High school graduation:
To increase graduation rates, I would give all local school boards more control over teaching methods and personnel.
Issue: Environment
I am the environmental-solutions candidate. I have plans to implement five solutions to Oregon’s very real environmental problems. You can find more details on my Facebook page.
Greg Wooldridge
PERS:
The first person hired after I take office should go onto a defined contribution, defined benefit 401(k) program. We would fund it nicely, so they would have a nice nest egg. We can change the future. I don’t think we can change the past. I don’t think the courts will let us. I know that I wouldn’t want that to happen to my pension. People work hard, and most are getting just enough money to pay the rent and have a little left over. I don’t go for this “drain the swamp” stuff. There are a lot of good, hard-working people in government.
High school graduation:
First, limit elementary school class size limits. That is where attitudes about learning are developed. If the average class size is 35 students, I think 25 is a good target. By 10th grade, there should be a new version of what used to be called shop classes. Plumbing, carpentry, construction. But not just the trades, also computer programming and technology.

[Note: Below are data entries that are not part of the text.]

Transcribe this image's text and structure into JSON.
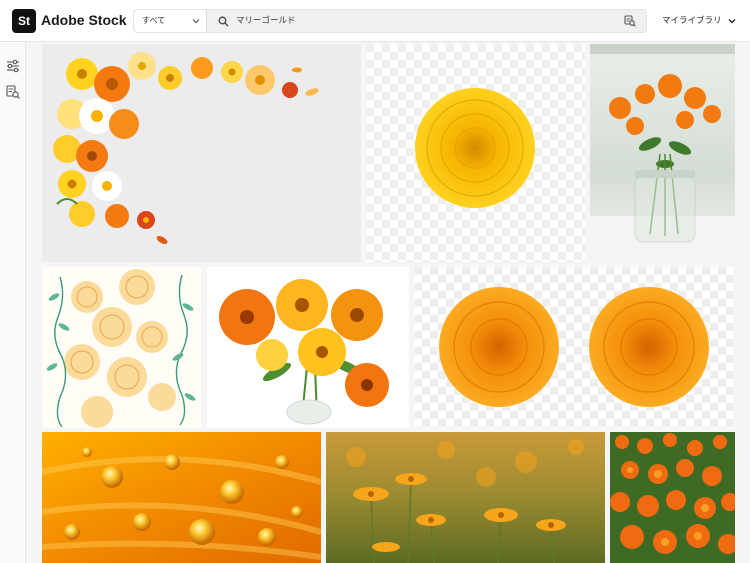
{
  "app": {
    "logo": "St",
    "name": "Adobe Stock"
  },
  "search": {
    "scope_label": "すべて",
    "query": "マリーゴールド",
    "search_icon": "search-icon",
    "visual_search_icon": "visual-search-icon"
  },
  "header": {
    "library_label": "マイライブラリ",
    "library_icon": "chevron-down-icon"
  },
  "sidebar": {
    "items": [
      {
        "icon": "filter-sliders-icon"
      },
      {
        "icon": "visual-search-icon"
      }
    ]
  },
  "results": [
    {
      "name": "flower-frame-photo"
    },
    {
      "name": "single-yellow-marigold-cutout"
    },
    {
      "name": "marigolds-in-jar-photo"
    },
    {
      "name": "marigold-pattern-illustration"
    },
    {
      "name": "calendula-bouquet-photo"
    },
    {
      "name": "two-orange-marigolds-cutout"
    },
    {
      "name": "orange-petals-water-drops-macro"
    },
    {
      "name": "calendula-field-photo"
    },
    {
      "name": "marigold-field-photo"
    }
  ],
  "colors": {
    "accent": "#f5a000",
    "orange": "#f07a12",
    "yellow": "#f7c81c",
    "topbar": "#ffffff"
  }
}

Enough so they can get on with a trade union or Intel after they graduate. When industries come to Oregon, they have to train people. If we give them a labor ready workforce, it will improve the business environment. With jobs, I think drug use and welfare dependency will drop, too.
Issue: Infrastructure:
We need wider roads, new roads, working on land use to get it done. How do we pay for it? That’s the big question. Gov. Greg would go to Washington and start asking to work with us.
We have to get traffic moving. It is all about commerce and providing family-wage jobs and a good quality of life. If you are a florist trying to make flower deliveries, you have a small operating margin. Oregonians are exceptionally hard workers and business people if given the chance. I am not for tolls — that would just push traffic onto the already over-taxed arterial highways.